ドラテクその9


<リカバリー>

今回はいわゆるライテクではありません。しかし、レースにおいてはとても重要なことです。即実践可能ですから、思い当たる方は実行しましょう。


転倒。これは誰もが避けて通れないものです。レースにおける転倒は、多くの場合、予選落ちあるいはノーポイントを意味します。が、他人のレースを見ていると、「なぜ?」と思わずにはいられない行動に出くわすことが多々あります。


あなたは今、やや登りぎみのコーナーを攻め過ぎて転倒しました。すぐさまバイクを起こしましたが、バイクは横を向き、エンジンは止まっています。しかし、幸い体もマシンも全く大丈夫。直ちにレースに復帰できそうです。さあ、あなたはまず何をしますか。

ここでいきなりバイクに跨がり、エンジンをかけているようでは、自ら予選落ちあるいはポイント圏外へ行っているようなものです。こういう行動をすると多くの場合、バイクの向きを直すのに手間取り、もう一度転倒したり、あるいはエンストしたり、坂道発進で再び横を向いてしまったりと、どつぼにハマります。復帰したころにはラップされてしまったりする訳です。

では、どうすればよいのか。

答えは簡単。バイクをかかえるようにしてバイクの向きを直し、それからバイクに跨がりエンジンをかけます。坂道発進がすんなりできそうか考え、苦しそうなら、迷わずバイクから降り、バイクはエンジンの力で、人間は自分の力で坂を登り、楽に発進できるポイントまで持って行きます(エンジンをかけてトランポに積む要領)。
場合によっては、助走を取れるところまで一旦バックし、それからバイクに跨がって復帰することも必要かもしれません。

いずれにしても、重要なのは、どつぼにハマることだけは避け、タイムロスと体力の消耗を最小限に抑えることです。

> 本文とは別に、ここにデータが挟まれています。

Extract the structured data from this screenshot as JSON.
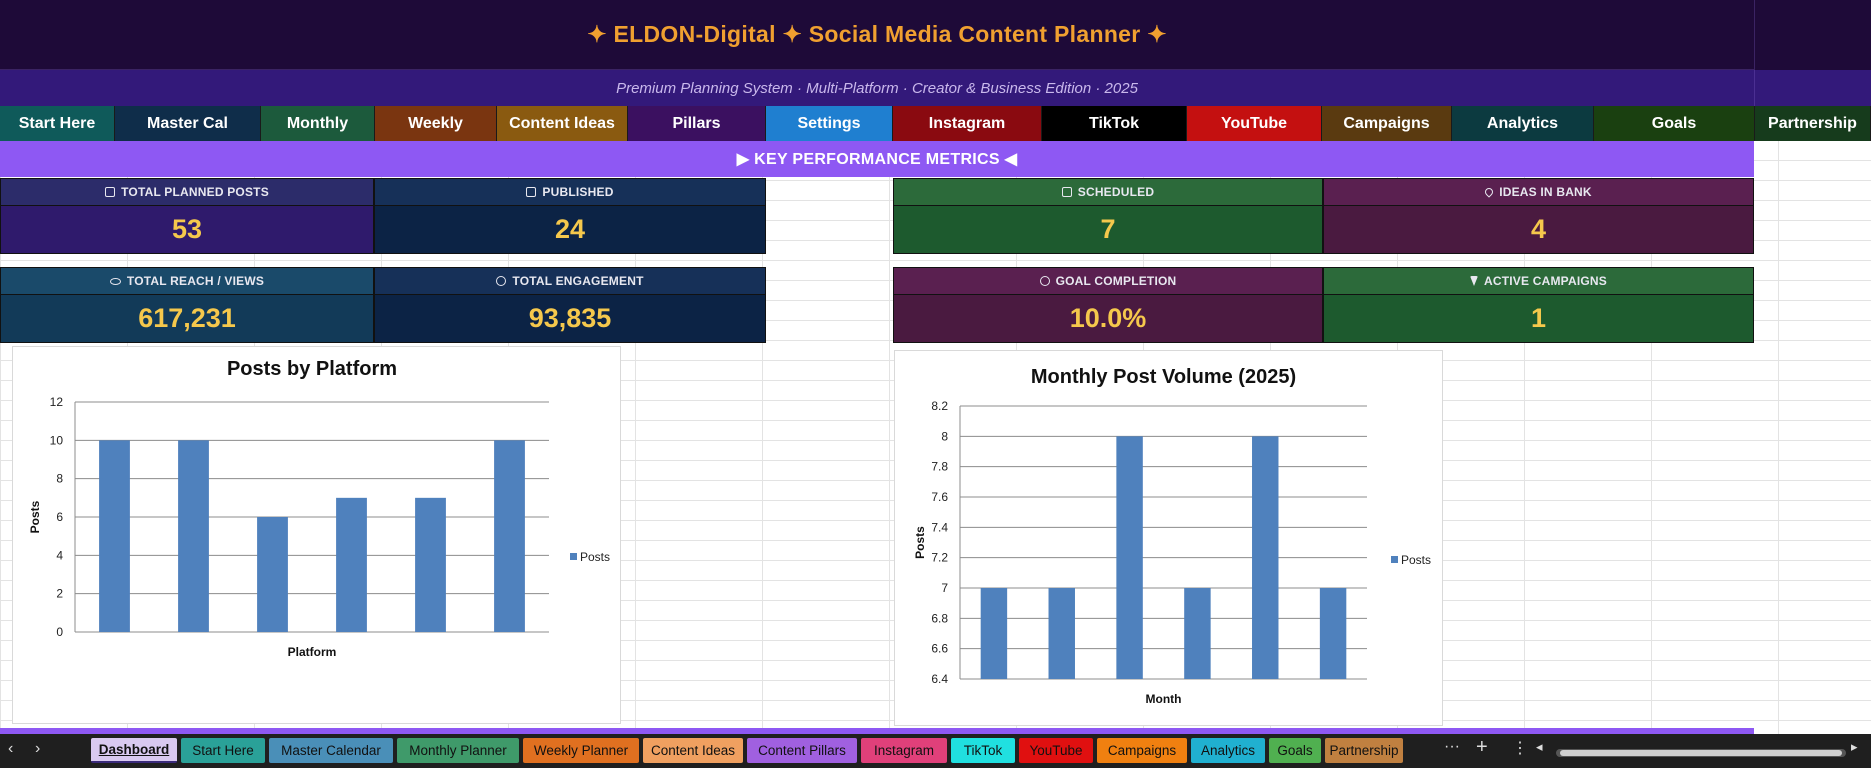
{
  "header": {
    "title": "✦  ELDON-Digital  ✦  Social Media Content Planner  ✦",
    "subtitle": "Premium Planning System  ·  Multi-Platform  ·  Creator & Business Edition  ·  2025"
  },
  "nav": {
    "tabs": [
      {
        "label": "Start Here",
        "color": "#0f5a5a"
      },
      {
        "label": "Master Cal",
        "color": "#0f2d4a"
      },
      {
        "label": "Monthly",
        "color": "#1c5a3c"
      },
      {
        "label": "Weekly",
        "color": "#7a3510"
      },
      {
        "label": "Content Ideas",
        "color": "#8a5a10"
      },
      {
        "label": "Pillars",
        "color": "#3b1060"
      },
      {
        "label": "Settings",
        "color": "#1f7fd0"
      },
      {
        "label": "Instagram",
        "color": "#8a0a10"
      },
      {
        "label": "TikTok",
        "color": "#000000"
      },
      {
        "label": "YouTube",
        "color": "#c41010"
      },
      {
        "label": "Campaigns",
        "color": "#5a3a10"
      },
      {
        "label": "Analytics",
        "color": "#0c3a40"
      },
      {
        "label": "Goals",
        "color": "#1a4010"
      },
      {
        "label": "Partnership",
        "color": "#163b1c"
      }
    ]
  },
  "kpi": {
    "banner": "▶  KEY PERFORMANCE METRICS  ◀",
    "cards": [
      {
        "label": "TOTAL PLANNED POSTS",
        "value": "53",
        "icon": "clipboard-icon"
      },
      {
        "label": "PUBLISHED",
        "value": "24",
        "icon": "check-icon"
      },
      {
        "label": "SCHEDULED",
        "value": "7",
        "icon": "calendar-icon"
      },
      {
        "label": "IDEAS IN BANK",
        "value": "4",
        "icon": "pin-icon"
      },
      {
        "label": "TOTAL REACH / VIEWS",
        "value": "617,231",
        "icon": "eye-icon"
      },
      {
        "label": "TOTAL ENGAGEMENT",
        "value": "93,835",
        "icon": "chat-icon"
      },
      {
        "label": "GOAL COMPLETION",
        "value": "10.0%",
        "icon": "target-icon"
      },
      {
        "label": "ACTIVE CAMPAIGNS",
        "value": "1",
        "icon": "bolt-icon"
      }
    ]
  },
  "chart_data": [
    {
      "type": "bar",
      "title": "Posts by Platform",
      "xlabel": "Platform",
      "ylabel": "Posts",
      "categories": [
        "",
        "",
        "",
        "",
        "",
        ""
      ],
      "series": [
        {
          "name": "Posts",
          "values": [
            10,
            10,
            6,
            7,
            7,
            10
          ]
        }
      ],
      "ylim": [
        0,
        12
      ],
      "yticks": [
        0,
        2,
        4,
        6,
        8,
        10,
        12
      ],
      "grid": true,
      "legend": "right",
      "color": "#4f81bd"
    },
    {
      "type": "bar",
      "title": "Monthly Post Volume (2025)",
      "xlabel": "Month",
      "ylabel": "Posts",
      "categories": [
        "",
        "",
        "",
        "",
        "",
        ""
      ],
      "series": [
        {
          "name": "Posts",
          "values": [
            7,
            7,
            8,
            7,
            8,
            7
          ]
        }
      ],
      "ylim": [
        6.4,
        8.2
      ],
      "yticks": [
        6.4,
        6.6,
        6.8,
        7,
        7.2,
        7.4,
        7.6,
        7.8,
        8,
        8.2
      ],
      "grid": true,
      "legend": "right",
      "color": "#4f81bd"
    }
  ],
  "sheets": {
    "tabs": [
      {
        "label": "Dashboard",
        "color": "#d9c9f0",
        "active": true
      },
      {
        "label": "Start Here",
        "color": "#2aa198"
      },
      {
        "label": "Master Calendar",
        "color": "#4a8fb8"
      },
      {
        "label": "Monthly Planner",
        "color": "#3f9a6a"
      },
      {
        "label": "Weekly Planner",
        "color": "#e07020"
      },
      {
        "label": "Content Ideas",
        "color": "#f0a060"
      },
      {
        "label": "Content Pillars",
        "color": "#a060e0"
      },
      {
        "label": "Instagram",
        "color": "#e0407a"
      },
      {
        "label": "TikTok",
        "color": "#20e0e0"
      },
      {
        "label": "YouTube",
        "color": "#e01010"
      },
      {
        "label": "Campaigns",
        "color": "#f08010"
      },
      {
        "label": "Analytics",
        "color": "#20b0d0"
      },
      {
        "label": "Goals",
        "color": "#50b050"
      },
      {
        "label": "Partnership",
        "color": "#c08040"
      }
    ],
    "prev": "‹",
    "next": "›",
    "more": "···",
    "add": "+",
    "options": "⋮",
    "scroll_left": "◂",
    "scroll_right": "▸"
  }
}
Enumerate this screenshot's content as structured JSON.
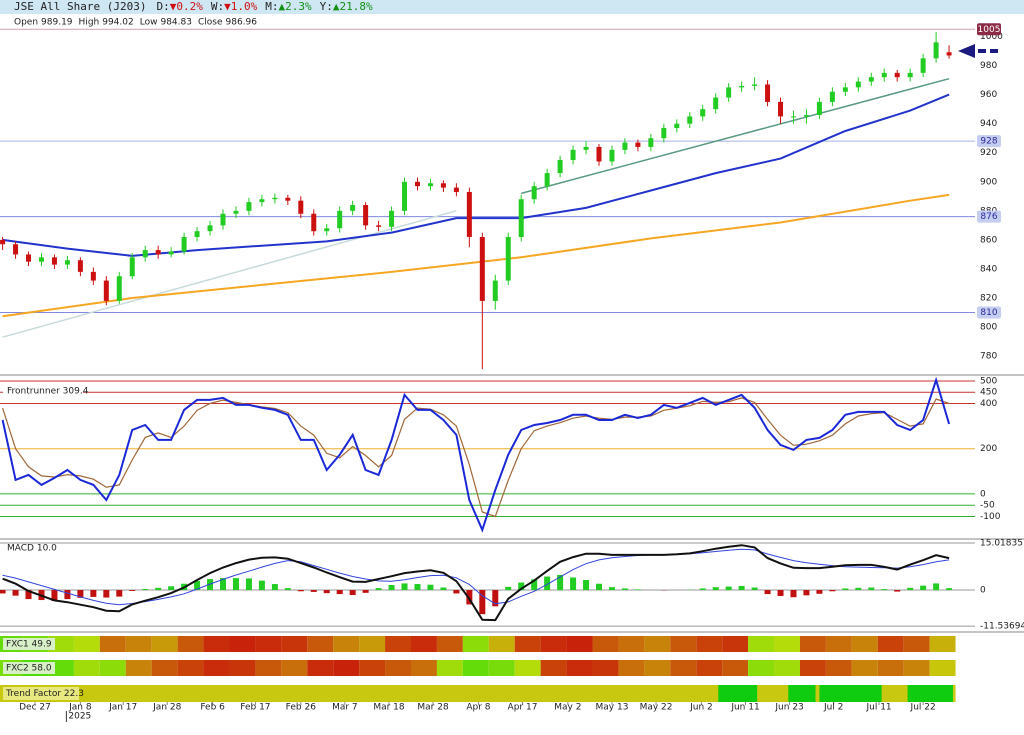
{
  "chart_data": [
    {
      "type": "candlestick",
      "title": "JSE All Share (J203)",
      "changes": [
        {
          "label": "D:",
          "value": "▼0.2%",
          "color": "#d01010"
        },
        {
          "label": "W:",
          "value": "▼1.0%",
          "color": "#d01010"
        },
        {
          "label": "M:",
          "value": "▲2.3%",
          "color": "#109010"
        },
        {
          "label": "Y:",
          "value": "▲21.8%",
          "color": "#109010"
        }
      ],
      "ohlc_info": [
        {
          "label": "Open",
          "value": 989.19
        },
        {
          "label": "High",
          "value": 994.02
        },
        {
          "label": "Low",
          "value": 984.83
        },
        {
          "label": "Close",
          "value": 986.96
        }
      ],
      "xlim": [
        -0.2,
        75
      ],
      "xticks": [
        {
          "value": 2.5,
          "label": "Dec 27"
        },
        {
          "value": 6.0,
          "label": "Jan 8"
        },
        {
          "value": 9.3,
          "label": "Jan 17"
        },
        {
          "value": 12.7,
          "label": "Jan 28"
        },
        {
          "value": 16.2,
          "label": "Feb 6"
        },
        {
          "value": 19.5,
          "label": "Feb 17"
        },
        {
          "value": 23.0,
          "label": "Feb 26"
        },
        {
          "value": 26.4,
          "label": "Mar 7"
        },
        {
          "value": 29.8,
          "label": "Mar 18"
        },
        {
          "value": 33.2,
          "label": "Mar 28"
        },
        {
          "value": 36.7,
          "label": "Apr 8"
        },
        {
          "value": 40.1,
          "label": "Apr 17"
        },
        {
          "value": 43.6,
          "label": "May 2"
        },
        {
          "value": 47.0,
          "label": "May 13"
        },
        {
          "value": 50.4,
          "label": "May 22"
        },
        {
          "value": 53.9,
          "label": "Jun 2"
        },
        {
          "value": 57.3,
          "label": "Jun 11"
        },
        {
          "value": 60.7,
          "label": "Jun 23"
        },
        {
          "value": 64.1,
          "label": "Jul 2"
        },
        {
          "value": 67.6,
          "label": "Jul 11"
        },
        {
          "value": 71.0,
          "label": "Jul 22"
        }
      ],
      "year_label": "2025",
      "ylim": [
        767,
        1010
      ],
      "yticks": [
        780,
        800,
        820,
        840,
        860,
        880,
        900,
        920,
        940,
        960,
        980,
        1000
      ],
      "up_color": "#22cc22",
      "down_color": "#cc1010",
      "values": [
        [
          860,
          862,
          853,
          857
        ],
        [
          857,
          859,
          847,
          850
        ],
        [
          850,
          852,
          842,
          845
        ],
        [
          845,
          851,
          842,
          848
        ],
        [
          848,
          850,
          840,
          843
        ],
        [
          843,
          849,
          840,
          846
        ],
        [
          846,
          848,
          835,
          838
        ],
        [
          838,
          841,
          829,
          832
        ],
        [
          832,
          835,
          815,
          818
        ],
        [
          818,
          838,
          816,
          835
        ],
        [
          835,
          851,
          833,
          848
        ],
        [
          848,
          856,
          845,
          853
        ],
        [
          853,
          856,
          847,
          850
        ],
        [
          850,
          855,
          848,
          852
        ],
        [
          852,
          865,
          850,
          862
        ],
        [
          862,
          869,
          859,
          866
        ],
        [
          866,
          873,
          863,
          870
        ],
        [
          870,
          881,
          867,
          878
        ],
        [
          878,
          883,
          875,
          880
        ],
        [
          880,
          889,
          877,
          886
        ],
        [
          886,
          891,
          883,
          888
        ],
        [
          888,
          892,
          885,
          889
        ],
        [
          889,
          891,
          884,
          887
        ],
        [
          887,
          890,
          875,
          878
        ],
        [
          878,
          881,
          863,
          866
        ],
        [
          866,
          871,
          863,
          868
        ],
        [
          868,
          883,
          865,
          880
        ],
        [
          880,
          887,
          877,
          884
        ],
        [
          884,
          886,
          867,
          870
        ],
        [
          870,
          873,
          866,
          869
        ],
        [
          869,
          883,
          866,
          880
        ],
        [
          880,
          903,
          877,
          900
        ],
        [
          900,
          903,
          894,
          897
        ],
        [
          897,
          902,
          894,
          899
        ],
        [
          899,
          901,
          893,
          896
        ],
        [
          896,
          899,
          890,
          893
        ],
        [
          893,
          896,
          855,
          862
        ],
        [
          862,
          865,
          771,
          818
        ],
        [
          818,
          836,
          812,
          832
        ],
        [
          832,
          865,
          829,
          862
        ],
        [
          862,
          891,
          859,
          888
        ],
        [
          888,
          900,
          885,
          897
        ],
        [
          897,
          909,
          894,
          906
        ],
        [
          906,
          918,
          903,
          915
        ],
        [
          915,
          925,
          912,
          922
        ],
        [
          922,
          928,
          919,
          924
        ],
        [
          924,
          926,
          911,
          914
        ],
        [
          914,
          925,
          911,
          922
        ],
        [
          922,
          930,
          919,
          927
        ],
        [
          927,
          929,
          921,
          924
        ],
        [
          924,
          933,
          921,
          930
        ],
        [
          930,
          940,
          927,
          937
        ],
        [
          937,
          943,
          934,
          940
        ],
        [
          940,
          948,
          937,
          945
        ],
        [
          945,
          953,
          942,
          950
        ],
        [
          950,
          961,
          947,
          958
        ],
        [
          958,
          968,
          955,
          965
        ],
        [
          965,
          969,
          962,
          966
        ],
        [
          966,
          972,
          963,
          967
        ],
        [
          967,
          970,
          952,
          955
        ],
        [
          955,
          958,
          940,
          945
        ],
        [
          945,
          949,
          940,
          945
        ],
        [
          945,
          950,
          940,
          946
        ],
        [
          946,
          958,
          943,
          955
        ],
        [
          955,
          965,
          952,
          962
        ],
        [
          962,
          968,
          959,
          965
        ],
        [
          965,
          972,
          962,
          969
        ],
        [
          969,
          975,
          966,
          972
        ],
        [
          972,
          978,
          969,
          975
        ],
        [
          975,
          977,
          969,
          972
        ],
        [
          972,
          978,
          969,
          975
        ],
        [
          975,
          988,
          972,
          985
        ],
        [
          985,
          1003,
          982,
          996
        ],
        [
          989.19,
          994.02,
          984.83,
          986.96
        ]
      ],
      "lines": [
        {
          "color": "#c8dada",
          "width": 1.5,
          "x": [
            0,
            35
          ],
          "values": [
            793,
            880
          ]
        },
        {
          "color": "#5a9a80",
          "width": 1.5,
          "x": [
            40,
            73
          ],
          "values": [
            892,
            971
          ]
        },
        {
          "color": "#f5a623",
          "width": 2,
          "x": [
            0,
            10,
            20,
            30,
            40,
            50,
            60,
            70,
            73
          ],
          "values": [
            807.5,
            820,
            829,
            838,
            848,
            861,
            872,
            887,
            891
          ]
        },
        {
          "color": "#2233cc",
          "width": 2,
          "x": [
            0,
            5,
            10,
            15,
            20,
            25,
            30,
            35,
            40,
            45,
            50,
            55,
            60,
            65,
            70,
            73
          ],
          "values": [
            860,
            854,
            849,
            853,
            856,
            859,
            865,
            875,
            875,
            882,
            894,
            906,
            916,
            935,
            949,
            960
          ]
        }
      ],
      "levels": [
        {
          "value": 1005,
          "color": "#d0a0b0",
          "box_color": "#8b2a45",
          "text_color": "#ffffff"
        },
        {
          "value": 928,
          "color": "#a8b0ea",
          "box_color": "#c5cdf0",
          "text_color": "#2a2a9a"
        },
        {
          "value": 876,
          "color": "#8088e0",
          "box_color": "#c5cdf0",
          "text_color": "#2a2a9a"
        },
        {
          "value": 810,
          "color": "#8088e0",
          "box_color": "#c5cdf0",
          "text_color": "#2a2a9a"
        }
      ]
    },
    {
      "type": "line",
      "label": "Frontrunner 309.4",
      "ylim": [
        -195,
        513
      ],
      "yticks": [
        500,
        450,
        400,
        200,
        0,
        -50,
        -100
      ],
      "grid_colors": [
        "#c83232",
        "#c83232",
        "#c83232",
        "#f0b030",
        "#30b030",
        "#30b030",
        "#30b030"
      ],
      "series": [
        {
          "color": "#a0673a",
          "width": 1.2,
          "values": [
            380,
            200,
            120,
            80,
            75,
            85,
            80,
            65,
            30,
            40,
            150,
            250,
            270,
            250,
            300,
            370,
            400,
            415,
            405,
            395,
            385,
            378,
            360,
            300,
            260,
            180,
            160,
            210,
            170,
            120,
            170,
            330,
            380,
            375,
            350,
            300,
            130,
            -80,
            -100,
            60,
            200,
            280,
            300,
            315,
            335,
            345,
            335,
            330,
            340,
            340,
            345,
            370,
            380,
            390,
            410,
            405,
            408,
            425,
            405,
            330,
            260,
            215,
            220,
            235,
            260,
            310,
            345,
            355,
            360,
            330,
            300,
            310,
            420,
            400
          ]
        },
        {
          "color": "#1a28d8",
          "width": 2,
          "values": [
            327,
            62,
            84,
            40,
            71,
            106,
            62,
            40,
            -27,
            84,
            283,
            305,
            239,
            239,
            372,
            416,
            416,
            425,
            394,
            394,
            381,
            372,
            350,
            239,
            239,
            106,
            173,
            261,
            106,
            84,
            239,
            438,
            372,
            372,
            327,
            261,
            -27,
            -159,
            18,
            173,
            283,
            305,
            314,
            327,
            350,
            350,
            327,
            327,
            350,
            336,
            350,
            394,
            381,
            403,
            425,
            394,
            416,
            438,
            381,
            283,
            217,
            195,
            239,
            248,
            283,
            350,
            363,
            363,
            363,
            305,
            283,
            327,
            504,
            309.4
          ]
        }
      ]
    },
    {
      "type": "macd",
      "label": "MACD 10.0",
      "ylim": [
        -13.4,
        16.6
      ],
      "yticks": [
        15.01835,
        0,
        -11.53694
      ],
      "up_color": "#22cc22",
      "down_color": "#c01010",
      "histogram": [
        -1.1,
        -1.8,
        -2.9,
        -3.2,
        -3.5,
        -2.9,
        -2.5,
        -2.2,
        -2.4,
        -2.1,
        -0.3,
        0.3,
        0.7,
        1.2,
        2.0,
        2.9,
        3.5,
        3.8,
        3.8,
        3.7,
        3.0,
        1.9,
        0.6,
        -0.4,
        -0.6,
        -1.0,
        -1.3,
        -1.6,
        -0.9,
        0.6,
        1.6,
        2.1,
        1.9,
        1.7,
        0.8,
        -1.1,
        -4.6,
        -7.7,
        -5.2,
        1.0,
        2.4,
        3.4,
        4.3,
        4.8,
        4.0,
        3.2,
        2.0,
        0.9,
        0.5,
        0.2,
        0.0,
        -0.1,
        0.0,
        0.1,
        0.5,
        0.9,
        1.1,
        1.3,
        0.8,
        -1.3,
        -1.9,
        -2.3,
        -1.7,
        -1.2,
        -0.4,
        0.5,
        0.7,
        0.8,
        0.3,
        -0.5,
        0.7,
        1.4,
        2.1,
        0.6
      ],
      "series": [
        {
          "color": "#3344dd",
          "width": 1,
          "values": [
            4.7,
            3.8,
            2.6,
            1.4,
            0.2,
            -1.0,
            -2.2,
            -3.3,
            -4.2,
            -4.7,
            -4.3,
            -3.7,
            -3.0,
            -2.2,
            -1.2,
            0.3,
            1.9,
            3.4,
            4.8,
            6.0,
            7.3,
            8.5,
            9.4,
            9.0,
            7.8,
            6.6,
            5.4,
            4.3,
            3.5,
            2.9,
            2.8,
            3.3,
            4.0,
            4.6,
            4.7,
            3.9,
            1.8,
            -1.8,
            -4.4,
            -3.8,
            -2.0,
            -0.4,
            1.8,
            4.2,
            6.5,
            8.4,
            9.6,
            10.3,
            10.7,
            11.0,
            11.2,
            11.3,
            11.4,
            11.6,
            11.9,
            12.3,
            12.7,
            13.0,
            12.8,
            11.5,
            10.4,
            9.4,
            8.7,
            8.2,
            7.8,
            7.4,
            7.3,
            7.2,
            7.1,
            7.0,
            7.4,
            8.1,
            9.0,
            9.6
          ]
        },
        {
          "color": "#111111",
          "width": 2,
          "values": [
            3.6,
            2.0,
            -0.3,
            -1.8,
            -3.3,
            -3.9,
            -4.7,
            -5.5,
            -6.6,
            -6.8,
            -4.6,
            -3.4,
            -2.3,
            -1.0,
            0.8,
            3.2,
            5.4,
            7.2,
            8.6,
            9.7,
            10.3,
            10.4,
            10.0,
            8.6,
            7.2,
            5.6,
            4.1,
            2.7,
            2.6,
            3.5,
            4.4,
            5.4,
            5.9,
            6.3,
            5.5,
            2.8,
            -2.8,
            -9.5,
            -9.6,
            -2.8,
            0.4,
            3.0,
            6.1,
            9.0,
            10.5,
            11.6,
            11.6,
            11.2,
            11.2,
            11.2,
            11.2,
            11.2,
            11.4,
            11.7,
            12.4,
            13.2,
            13.8,
            14.3,
            13.6,
            10.2,
            8.5,
            7.1,
            7.0,
            7.0,
            7.4,
            7.9,
            8.0,
            8.0,
            7.4,
            6.5,
            8.1,
            9.5,
            11.1,
            10.2
          ]
        }
      ]
    },
    {
      "type": "heatmap",
      "label": "FXC1 49.9",
      "cell_span": 2,
      "values": [
        75,
        70,
        60,
        55,
        25,
        30,
        35,
        20,
        10,
        8,
        10,
        12,
        20,
        30,
        35,
        15,
        10,
        20,
        65,
        40,
        15,
        10,
        8,
        20,
        25,
        30,
        20,
        15,
        12,
        60,
        55,
        20,
        25,
        30,
        15,
        20,
        40
      ]
    },
    {
      "type": "heatmap",
      "label": "FXC2 58.0",
      "cell_span": 2,
      "values": [
        70,
        80,
        75,
        60,
        65,
        30,
        20,
        15,
        10,
        12,
        20,
        25,
        10,
        8,
        15,
        20,
        25,
        60,
        75,
        70,
        55,
        15,
        10,
        12,
        25,
        30,
        20,
        15,
        20,
        65,
        60,
        15,
        20,
        30,
        25,
        30,
        45
      ]
    },
    {
      "type": "segments",
      "label": "Trend Factor 22.3",
      "base_color": "#c8c810",
      "color": "#10cc10",
      "segments": [
        [
          55.2,
          58.2
        ],
        [
          60.6,
          62.7
        ],
        [
          63.0,
          67.8
        ],
        [
          69.8,
          73.3
        ]
      ]
    }
  ]
}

プロのレースを見ていると、「そんなことしている人、いないじゃないか!」と思われるかもしれません。しかし、彼等はアクセルターンでバイクを手足のように操ることができ、坂道発進もホイホイこなすテクニックを持っているから、いきなり跨がっているのです。

しかし、普通のライダーにそのような技術はないはずです。

急がば回れ。

自分のテクニックを正確に把握し、自分にとっての最短時間でリカバリーしましょう。


付記:転倒後、エンジンがなかなか始動できないことがあります。これはかぶっているのではなく、ガソリンのオーバーフローにより、シリンダー内の混合気が濃くなっているだけです。
普通通り(アクセル全閉またはちょい開け)の操作で始動できない場合は、アクセルを全開にしてキックしましょう。一発で始動します。これは、エンジンがかかっていない状態での全開操作では、負圧不足でガソリンがキャブから吸い出されず、空気だけがシリンダーに送り込まれ、結果的に調度よい混合気ができあがるためです。
これをしないで、いつまでも普通の操作でキックを続けていると、ホントにかぶってしまい、リタイヤとなります。